Ce n’est pas un incident isolé. Muhoozi Kainerugaba ne cache pas ses ambitions. Depuis plusieurs mois, il multiplie les arrestations de responsables politiques et de militants. Aujourd’hui, il s’attaque directement aux médias. Il affirme que son père, au pouvoir depuis 1986 et réélu en janvier pour un septième mandat, a approuvé son plan. Pour beaucoup d’observateurs, le général se positionne clairement pour succéder à son père. En fermant des journaux comme le Daily Monitor, il élimine une voix critique qui l’avait déjà gêné par le passé.

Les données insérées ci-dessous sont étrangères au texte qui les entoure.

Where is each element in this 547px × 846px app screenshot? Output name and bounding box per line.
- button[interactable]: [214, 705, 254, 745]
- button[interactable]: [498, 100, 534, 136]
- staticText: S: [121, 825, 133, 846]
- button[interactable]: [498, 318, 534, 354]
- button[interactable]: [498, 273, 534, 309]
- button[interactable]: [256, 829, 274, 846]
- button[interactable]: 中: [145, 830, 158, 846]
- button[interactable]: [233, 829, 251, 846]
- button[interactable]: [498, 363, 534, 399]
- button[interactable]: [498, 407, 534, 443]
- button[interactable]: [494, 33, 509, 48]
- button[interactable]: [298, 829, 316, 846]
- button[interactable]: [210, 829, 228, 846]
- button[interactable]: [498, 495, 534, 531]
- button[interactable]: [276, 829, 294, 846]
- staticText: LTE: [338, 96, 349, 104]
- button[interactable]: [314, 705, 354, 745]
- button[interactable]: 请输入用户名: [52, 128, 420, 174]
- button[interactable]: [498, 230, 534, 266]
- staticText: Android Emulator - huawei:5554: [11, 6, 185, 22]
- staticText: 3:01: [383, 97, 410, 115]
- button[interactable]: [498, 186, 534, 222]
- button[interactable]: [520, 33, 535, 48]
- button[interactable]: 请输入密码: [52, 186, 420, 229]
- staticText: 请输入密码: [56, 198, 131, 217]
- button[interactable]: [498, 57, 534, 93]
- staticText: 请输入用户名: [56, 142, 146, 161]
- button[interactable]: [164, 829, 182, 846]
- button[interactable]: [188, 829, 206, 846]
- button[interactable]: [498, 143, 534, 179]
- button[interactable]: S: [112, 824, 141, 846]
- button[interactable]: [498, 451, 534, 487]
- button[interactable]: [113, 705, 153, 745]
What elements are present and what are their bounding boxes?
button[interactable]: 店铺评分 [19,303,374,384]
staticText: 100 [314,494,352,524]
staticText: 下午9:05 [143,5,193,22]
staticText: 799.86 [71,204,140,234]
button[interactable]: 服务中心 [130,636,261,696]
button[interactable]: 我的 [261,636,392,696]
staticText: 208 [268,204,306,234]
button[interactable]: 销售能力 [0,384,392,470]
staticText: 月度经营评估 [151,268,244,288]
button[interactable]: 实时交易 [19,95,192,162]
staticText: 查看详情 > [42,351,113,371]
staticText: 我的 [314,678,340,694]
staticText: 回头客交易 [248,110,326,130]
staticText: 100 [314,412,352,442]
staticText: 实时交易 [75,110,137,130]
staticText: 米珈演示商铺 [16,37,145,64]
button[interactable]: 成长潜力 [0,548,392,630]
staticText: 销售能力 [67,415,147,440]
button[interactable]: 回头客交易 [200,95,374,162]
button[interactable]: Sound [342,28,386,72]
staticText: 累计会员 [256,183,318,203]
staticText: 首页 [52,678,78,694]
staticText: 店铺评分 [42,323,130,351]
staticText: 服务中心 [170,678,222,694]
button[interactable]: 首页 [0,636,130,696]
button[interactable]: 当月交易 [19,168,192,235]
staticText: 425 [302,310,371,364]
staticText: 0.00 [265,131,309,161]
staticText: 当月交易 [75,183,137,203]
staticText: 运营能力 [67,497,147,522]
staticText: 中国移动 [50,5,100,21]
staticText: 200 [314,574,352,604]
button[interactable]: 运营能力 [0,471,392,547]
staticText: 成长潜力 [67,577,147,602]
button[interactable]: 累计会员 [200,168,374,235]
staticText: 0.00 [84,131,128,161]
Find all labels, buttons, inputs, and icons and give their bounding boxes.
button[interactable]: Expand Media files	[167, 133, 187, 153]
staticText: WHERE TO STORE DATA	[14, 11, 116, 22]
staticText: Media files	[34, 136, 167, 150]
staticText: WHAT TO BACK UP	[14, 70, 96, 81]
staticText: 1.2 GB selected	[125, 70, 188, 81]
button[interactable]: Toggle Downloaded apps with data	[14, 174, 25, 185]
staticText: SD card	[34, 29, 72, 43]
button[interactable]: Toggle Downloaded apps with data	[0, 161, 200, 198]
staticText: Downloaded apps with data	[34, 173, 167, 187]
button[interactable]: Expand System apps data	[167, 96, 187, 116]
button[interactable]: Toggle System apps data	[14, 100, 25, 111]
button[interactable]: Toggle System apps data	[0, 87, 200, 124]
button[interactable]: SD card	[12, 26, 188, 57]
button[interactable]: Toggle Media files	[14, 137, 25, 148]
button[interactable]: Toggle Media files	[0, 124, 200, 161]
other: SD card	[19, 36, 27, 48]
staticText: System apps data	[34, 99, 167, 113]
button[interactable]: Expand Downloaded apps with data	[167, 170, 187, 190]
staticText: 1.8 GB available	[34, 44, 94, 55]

Le groupe Nation Media Group, qui possède également des radios comme Dembe FM et KFM, se retrouve totalement paralysé. Les journalistes sur place racontent une situation de siège. Les chaînes de télévision affichent “vidéo indisponible”. La presse indépendante ougandaise, pourtant habituée aux pressions, n’avait jamais connu une telle escalade. En 2013, le Daily Monitor avait déjà été suspendu treize jours après avoir révélé un présumé complot visant à préparer la succession du père par le fils. Aujourd’hui, c’est l’armée elle-même qui verrouille l’information. L’Ouganda occupe la 143e place sur 180 au classement mondial de la liberté de la presse. Ce nouveau coup de force risque de le faire chuter encore plus bas.